Tristan lalu tersenyum seraya mengambil putra mereka dari gendongan Lily dan membawa bayi mungil itu kedalam tempat tidurnya yang ada disamping tempat tidur Lily. Tristan mengecup bayinya yang sedang tertidur pulas dan meletakkannya dengan sangat lembut dan pelan, "Kamu disini dulu ya? Giliran ayah dulu buat cuddling sama ibumu,jangan egois loh. Ibu juga punya ayah," bisiknya. Tristan lalu berjalan kearah Lily,melepaskan sepatunya dan naik keatas tempat tidur sempit itu dengan posisi berbaring dipelukan istrinya.

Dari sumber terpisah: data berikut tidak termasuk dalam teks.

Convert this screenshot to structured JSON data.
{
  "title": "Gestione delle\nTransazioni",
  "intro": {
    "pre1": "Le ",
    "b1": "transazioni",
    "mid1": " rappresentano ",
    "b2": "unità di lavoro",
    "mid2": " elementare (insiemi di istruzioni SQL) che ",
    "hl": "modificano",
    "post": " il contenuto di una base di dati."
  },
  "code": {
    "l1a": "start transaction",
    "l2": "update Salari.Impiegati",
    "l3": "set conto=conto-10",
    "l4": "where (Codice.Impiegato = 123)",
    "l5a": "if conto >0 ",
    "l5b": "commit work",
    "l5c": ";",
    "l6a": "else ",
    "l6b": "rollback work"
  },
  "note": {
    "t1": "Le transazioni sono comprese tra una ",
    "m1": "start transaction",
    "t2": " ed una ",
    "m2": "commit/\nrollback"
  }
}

"Hmm..tumben.." gumam Lily. "Apanya yang tumben? Aku selalu kangen sama kamu setiap hari. Dan saat mengingat kembali kejadian beberapa tahun lalu waktu kamu pergi begitu saja,benar-benar membuatku trauma." Tristan mengatakannya dengan tulus,manja namun tetap terdengar jantan dan maskulin. Lily tidak akan pernah terbiasa dengan penosa yang dikeluarkan suaminya.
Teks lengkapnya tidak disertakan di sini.